There is some support for improving women's rights from the Syrian government, but at the same time more space is being given to conservative religious authorities in the public arena who are profoundly opposed to CEDAW. The association of ‘women's rights' with an American agenda and the invasion of Iraq also remains firmly embedded in the public mind. Syrian women are finding it harder and harder to make any progress to have women's rights recognised as human rights, but say "the fight doesn't stop: this is not the end of the story".
Also: One man's battle for women's rights: NESA SYRIA - a national campaign to end "honour killing"
Three years ago Bassam AlKhadi left his job as a journalist working on a national paper and launched Nesa Syria, a website dedicated to recognizing women's rights as human rights and campaigning for the repeal of article 548 which permits ‘honour killing'. Known as the Syrian Women Observatory, the goal of the organisation is to conduct a nationwide dialogue to make the issue of honour killing a national priority.
Nesa Syria is based on the principle that women's rights are human rights and works to promote citizenship.
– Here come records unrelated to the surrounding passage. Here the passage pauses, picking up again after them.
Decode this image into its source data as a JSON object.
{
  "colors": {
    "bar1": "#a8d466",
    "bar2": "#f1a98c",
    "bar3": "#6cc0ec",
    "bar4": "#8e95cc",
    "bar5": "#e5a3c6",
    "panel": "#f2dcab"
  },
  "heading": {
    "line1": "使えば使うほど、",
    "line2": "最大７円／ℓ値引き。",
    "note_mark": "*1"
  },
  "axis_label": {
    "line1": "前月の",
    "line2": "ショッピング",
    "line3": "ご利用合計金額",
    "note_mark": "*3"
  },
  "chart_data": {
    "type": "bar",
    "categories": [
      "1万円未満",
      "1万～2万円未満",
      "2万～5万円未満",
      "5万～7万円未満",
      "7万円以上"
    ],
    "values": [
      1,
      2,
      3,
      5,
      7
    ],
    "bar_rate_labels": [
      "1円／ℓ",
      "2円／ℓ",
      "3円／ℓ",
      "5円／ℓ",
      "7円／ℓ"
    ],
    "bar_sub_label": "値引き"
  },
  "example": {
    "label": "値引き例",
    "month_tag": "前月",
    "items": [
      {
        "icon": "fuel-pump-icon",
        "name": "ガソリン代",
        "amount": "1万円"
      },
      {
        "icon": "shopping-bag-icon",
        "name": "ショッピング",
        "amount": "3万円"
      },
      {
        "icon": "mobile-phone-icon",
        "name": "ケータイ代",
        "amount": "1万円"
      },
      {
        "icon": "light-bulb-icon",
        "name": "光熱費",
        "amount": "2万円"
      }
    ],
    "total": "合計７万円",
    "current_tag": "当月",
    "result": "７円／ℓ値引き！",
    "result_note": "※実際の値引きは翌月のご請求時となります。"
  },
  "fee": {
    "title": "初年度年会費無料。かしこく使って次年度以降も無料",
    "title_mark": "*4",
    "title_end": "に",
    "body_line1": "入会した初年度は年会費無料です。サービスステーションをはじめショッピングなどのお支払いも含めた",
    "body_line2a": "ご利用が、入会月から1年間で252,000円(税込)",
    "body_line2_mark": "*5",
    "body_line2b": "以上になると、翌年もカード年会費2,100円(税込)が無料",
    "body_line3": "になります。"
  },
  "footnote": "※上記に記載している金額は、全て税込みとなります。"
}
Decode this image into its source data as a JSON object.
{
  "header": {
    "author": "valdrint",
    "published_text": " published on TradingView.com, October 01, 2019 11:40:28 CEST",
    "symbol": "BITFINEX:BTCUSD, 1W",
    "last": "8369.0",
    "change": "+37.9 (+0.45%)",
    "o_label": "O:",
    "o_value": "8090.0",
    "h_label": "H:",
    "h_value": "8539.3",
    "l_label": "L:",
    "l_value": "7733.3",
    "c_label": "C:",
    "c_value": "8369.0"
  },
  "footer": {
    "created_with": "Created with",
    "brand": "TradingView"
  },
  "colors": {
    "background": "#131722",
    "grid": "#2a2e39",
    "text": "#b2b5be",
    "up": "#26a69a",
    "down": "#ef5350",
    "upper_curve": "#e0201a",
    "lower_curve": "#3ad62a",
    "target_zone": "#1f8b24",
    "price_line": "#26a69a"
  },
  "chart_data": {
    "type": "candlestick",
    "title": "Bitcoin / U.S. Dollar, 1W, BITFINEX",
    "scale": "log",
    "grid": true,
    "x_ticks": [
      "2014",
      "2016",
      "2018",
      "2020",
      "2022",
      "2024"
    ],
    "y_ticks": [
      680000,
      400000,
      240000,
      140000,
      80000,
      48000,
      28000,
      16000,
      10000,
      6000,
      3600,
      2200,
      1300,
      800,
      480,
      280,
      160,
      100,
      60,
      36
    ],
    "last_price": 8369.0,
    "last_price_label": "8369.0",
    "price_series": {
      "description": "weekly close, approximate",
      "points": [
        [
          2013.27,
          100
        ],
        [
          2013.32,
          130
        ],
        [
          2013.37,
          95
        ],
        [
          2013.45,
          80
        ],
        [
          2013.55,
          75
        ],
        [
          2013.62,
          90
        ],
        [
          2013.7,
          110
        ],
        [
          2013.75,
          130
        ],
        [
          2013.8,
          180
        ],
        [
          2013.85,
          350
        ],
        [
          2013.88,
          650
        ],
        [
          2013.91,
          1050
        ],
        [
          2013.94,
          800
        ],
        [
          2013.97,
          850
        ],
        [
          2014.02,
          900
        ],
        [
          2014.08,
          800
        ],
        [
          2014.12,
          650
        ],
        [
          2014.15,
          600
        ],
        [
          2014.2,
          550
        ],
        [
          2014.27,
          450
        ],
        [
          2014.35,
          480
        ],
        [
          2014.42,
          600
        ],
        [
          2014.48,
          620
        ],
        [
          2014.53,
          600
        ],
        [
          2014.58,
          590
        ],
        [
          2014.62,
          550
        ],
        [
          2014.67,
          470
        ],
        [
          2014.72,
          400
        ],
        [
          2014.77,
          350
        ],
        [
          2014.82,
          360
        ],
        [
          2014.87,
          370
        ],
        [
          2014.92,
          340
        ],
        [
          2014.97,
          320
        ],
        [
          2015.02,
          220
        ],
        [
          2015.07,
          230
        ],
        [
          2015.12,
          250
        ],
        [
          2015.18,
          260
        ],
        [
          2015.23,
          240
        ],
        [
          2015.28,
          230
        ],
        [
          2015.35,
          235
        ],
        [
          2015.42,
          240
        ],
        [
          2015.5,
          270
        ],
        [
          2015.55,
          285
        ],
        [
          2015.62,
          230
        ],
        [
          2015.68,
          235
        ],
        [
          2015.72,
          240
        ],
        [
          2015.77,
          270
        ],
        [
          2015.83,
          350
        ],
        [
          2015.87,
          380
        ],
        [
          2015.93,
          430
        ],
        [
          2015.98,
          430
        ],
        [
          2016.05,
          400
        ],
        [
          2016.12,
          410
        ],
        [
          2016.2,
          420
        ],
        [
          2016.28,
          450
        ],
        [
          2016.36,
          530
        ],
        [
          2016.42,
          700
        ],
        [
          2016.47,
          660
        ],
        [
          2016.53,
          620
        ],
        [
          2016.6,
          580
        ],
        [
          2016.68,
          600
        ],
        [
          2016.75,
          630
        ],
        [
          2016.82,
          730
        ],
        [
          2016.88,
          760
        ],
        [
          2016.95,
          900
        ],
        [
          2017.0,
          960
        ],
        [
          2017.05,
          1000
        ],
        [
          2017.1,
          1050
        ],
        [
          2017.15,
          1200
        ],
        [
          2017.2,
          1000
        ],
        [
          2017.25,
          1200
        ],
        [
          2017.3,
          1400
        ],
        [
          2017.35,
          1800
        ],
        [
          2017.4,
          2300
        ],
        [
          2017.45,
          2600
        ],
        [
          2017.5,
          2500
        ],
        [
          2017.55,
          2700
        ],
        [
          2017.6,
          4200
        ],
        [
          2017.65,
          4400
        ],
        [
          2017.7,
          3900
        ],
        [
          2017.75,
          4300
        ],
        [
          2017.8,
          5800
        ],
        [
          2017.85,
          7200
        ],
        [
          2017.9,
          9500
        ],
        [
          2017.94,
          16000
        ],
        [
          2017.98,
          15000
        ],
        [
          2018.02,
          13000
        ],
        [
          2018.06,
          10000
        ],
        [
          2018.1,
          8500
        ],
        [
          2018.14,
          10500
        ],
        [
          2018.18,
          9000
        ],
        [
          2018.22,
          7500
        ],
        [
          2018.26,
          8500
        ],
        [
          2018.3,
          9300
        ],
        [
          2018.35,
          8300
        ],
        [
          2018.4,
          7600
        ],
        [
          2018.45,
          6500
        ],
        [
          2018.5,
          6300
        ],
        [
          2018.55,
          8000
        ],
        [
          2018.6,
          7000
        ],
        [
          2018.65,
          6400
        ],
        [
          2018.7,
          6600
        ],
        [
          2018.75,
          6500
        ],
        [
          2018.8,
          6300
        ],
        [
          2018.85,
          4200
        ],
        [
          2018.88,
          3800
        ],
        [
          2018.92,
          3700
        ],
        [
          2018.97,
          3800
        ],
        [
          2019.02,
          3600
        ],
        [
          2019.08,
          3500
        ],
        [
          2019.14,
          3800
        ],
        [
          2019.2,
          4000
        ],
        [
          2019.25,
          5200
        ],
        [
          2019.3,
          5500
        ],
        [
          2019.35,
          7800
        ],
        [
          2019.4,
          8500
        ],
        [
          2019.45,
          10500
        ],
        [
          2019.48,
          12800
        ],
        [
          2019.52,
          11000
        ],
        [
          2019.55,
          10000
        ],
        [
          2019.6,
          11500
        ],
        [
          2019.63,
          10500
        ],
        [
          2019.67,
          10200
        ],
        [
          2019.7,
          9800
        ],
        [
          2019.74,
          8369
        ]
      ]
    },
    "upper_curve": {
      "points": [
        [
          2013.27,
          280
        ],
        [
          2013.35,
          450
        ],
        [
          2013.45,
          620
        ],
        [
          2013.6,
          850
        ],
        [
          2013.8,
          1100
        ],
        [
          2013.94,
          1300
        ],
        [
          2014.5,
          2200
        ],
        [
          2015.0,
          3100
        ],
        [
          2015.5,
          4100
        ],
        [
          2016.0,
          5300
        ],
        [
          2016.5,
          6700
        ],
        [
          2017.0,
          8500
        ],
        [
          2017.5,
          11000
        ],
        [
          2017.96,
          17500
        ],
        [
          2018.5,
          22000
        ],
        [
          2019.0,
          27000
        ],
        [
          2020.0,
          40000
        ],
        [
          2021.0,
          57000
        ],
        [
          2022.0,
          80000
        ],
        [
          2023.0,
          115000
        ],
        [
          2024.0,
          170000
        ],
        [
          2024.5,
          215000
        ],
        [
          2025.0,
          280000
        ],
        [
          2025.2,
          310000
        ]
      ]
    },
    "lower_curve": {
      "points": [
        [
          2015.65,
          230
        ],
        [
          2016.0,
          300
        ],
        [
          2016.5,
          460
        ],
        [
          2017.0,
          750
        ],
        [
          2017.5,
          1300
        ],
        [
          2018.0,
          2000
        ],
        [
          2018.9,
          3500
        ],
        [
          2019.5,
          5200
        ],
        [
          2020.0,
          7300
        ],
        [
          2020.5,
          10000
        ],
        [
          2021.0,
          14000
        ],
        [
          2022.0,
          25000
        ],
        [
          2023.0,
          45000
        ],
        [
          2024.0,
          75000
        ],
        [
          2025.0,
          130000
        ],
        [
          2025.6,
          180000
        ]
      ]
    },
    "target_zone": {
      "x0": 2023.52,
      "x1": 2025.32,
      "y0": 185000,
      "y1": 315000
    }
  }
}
The organisation is building a network of organisations and NGO's committed to building a civil society in which women and men are equal.Partners in the campaign come from different ethnic, cultural and religious backgrounds, media personnel and governmental organizations.
There are no official figures for the number of women killed in "honour crimes" in Syria, but researchers believe that there are between 200 and 300 women killed every year. The main reasons given for the murders are marrying a man not approved of by the woman's family, suspicion of sexual activity (whether the woman is married or single) and the desire to obtain property belonging to the woman.
An on-line petition to repeal article 548 has been signed by 10,254 women and men to date. More than twenty five seminars and workshops have been convened and last month for the first time a national forum on honour crimes was held to debate honour killing, it was attended by lawyers, religious authorities, government employees and men and women working to promote women's rights. The forum concluded with a recommendation that article 548 be repealed. Following the workshop, Nesa Syria said "The challenge now is to implement the recommendations of the national forum and to work against all forms of violence and discrimination against women. We know that this requires a lot of work and may not happen in a short time, but we believe it is possible to achieve if we work on a basis of trust".